Eyes That Don’t See

A touring play, Socrates to Dabholkar-Pansare via Tukaram, attempts to take forward slain activist Narendra Dabholkar’s battle against superstition.

Written by Dipti Nagpaul D'souza | Updated: July 25, 2015 12:00:05 am
talk, Socrates to Dabholkar-Pansare via Tukaram, touring play, Narendra Dabholkar, theatre, art, play, Indian express Volunteers from Narendra Dabholkar’s organisation, Maharashtra Andhashraddha Nirmoolan Samiti (MANS), stage the play at Nandadeep Vidyalaya, Goregaon, Mumbai. (Source: Express Photo by Vasant Prabhu)

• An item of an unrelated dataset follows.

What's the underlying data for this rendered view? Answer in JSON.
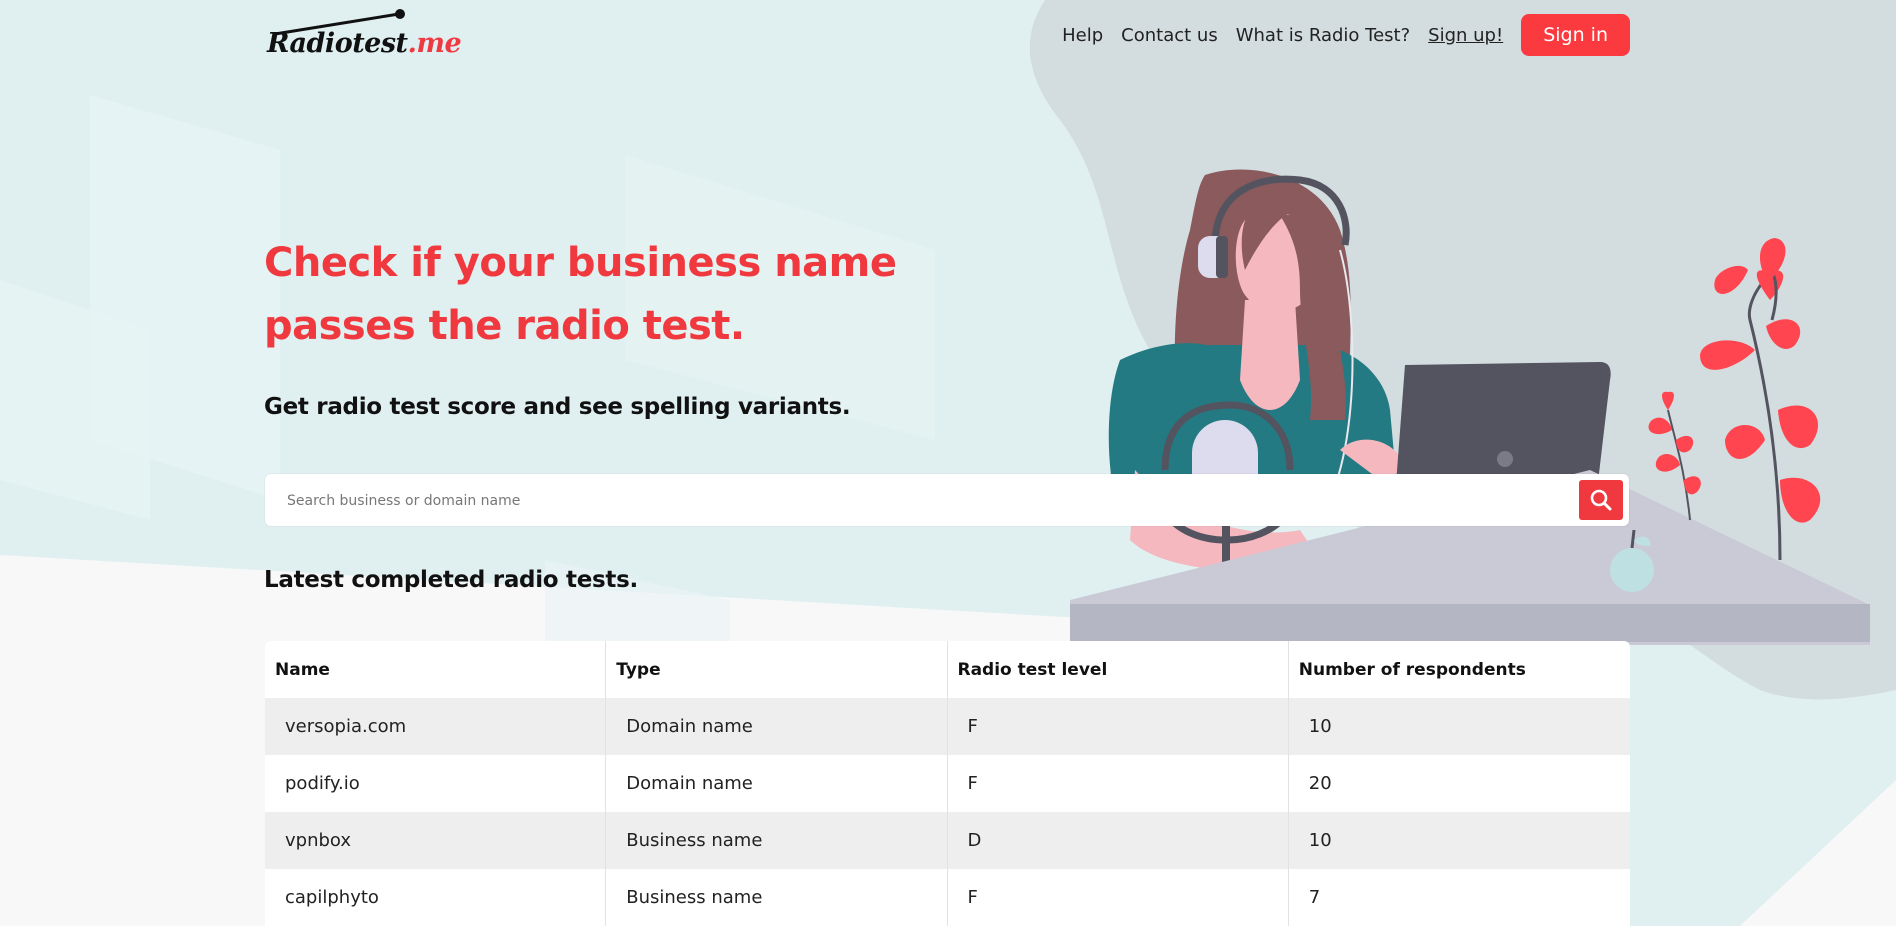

Two years ago, when Pune-based activist and rationalist Narendra Dabholkar was killed, it had a deep impact on Atul Pethe. The Marathi playwright and theatre director had known him personally and also partook in the activities of Maharashtra Andhashraddha Nirmoolan Samiti (MANS), the organisation Dabholkar set up to eradicate superstition. However, Pethe was unwilling to sit and mourn. Instead, he invited volunteers from MANS and other artistes to a three-day workshop, which he conducted in Kolhapur, Solapur, Islampur and Jalgaon. There, he presented the idea of devising plays that would take forward Dabholkar’s battle.

One of the plays that took shape during the workshops has been extensively touring Maharashtra and Delhi and has since had over 300 performances. Titled Socrates to Dabholkar-Pansare via Tukaram, it was recently staged in Mumbai at multiple locations. “It’s shameful that Dabholkar, who worked to eradicate the evil of superstition, was murdered in broad daylight. That his murderers have not been caught in two years is worse. But it would be sad if we let his efforts go waste. The play is a means to continue his work,” explains Pethe.

During the workshops, Pethe took on the role of a mentor, suggesting the 250-odd attendees to work with music. “Folk songs have a broad reach, especially among the unlettered. We used the tunes but composed lyrics based on Dabholkar’s ideas,” recalls Pethe.

He recommended these be employed through ringan natya, a form that he devised, merging street play with the concept of human chain formed by varkaris during the Pandharpur pilgrimage in Maharashtra. Based on these ideas, the volunteers started to meet every weekend, to independently create narratives.

“Decentralisation of art is important for it to reach people,” adds Pethe.

Ahead of the play’s screening at Nandadeep Vidyalaya, Goregaon East, the auditorium is packed to capacity with students in the age-group of 10 to 14 years. Chattering away as they wait for the performance to begin, they seem an unlikely audience for a play that addresses such a serious issue. Then the artistes, dressed in maroon T-shirts and denims, take stage. Assembled as a group of 10, with four others on dholak and cymbals, they begin with a pacey instrumental piece, and enact the killing of Dabholkar. The students watch in rapt attention.

The Marathi play, as its name suggests, draws parallels between the teachings of Greek philosopher Socrates, Sant Tukaram and Dabholkar. “All three were against blind faith and were persecuted for it,” points out Sanjay Bansode, the Islampur group’s leader who helped developed Pethe’s idea into the play. “Socrates was executed, an attempt on Tukaram’s life was made and Dabholkar was murdered,” he says. Earlier this year, when another Maharashtra-based rationalist Govind Pansare was killed in a similar manner, MANS decided to also include his story in the 40-minute musical.

Pethe says the play also conveys that an ideologue may be killed but his ideas live on. “Dabholkar was considered anti-Hindu but he wasn’t against religion. He opposed the blind faith people put in horoscope and godmen, and the practices that people spend on even if they cannot afford them. Indian women are prone to anemia because of fasting. Witch hunt still happens in villages. In cities, every day the vitamin C from one lakh lemons, which can provide nutrition to the poor, is wasted on nimboo-mirchi. Dabholkar only asked people to look at religion with a scientific approach,” says Pethe.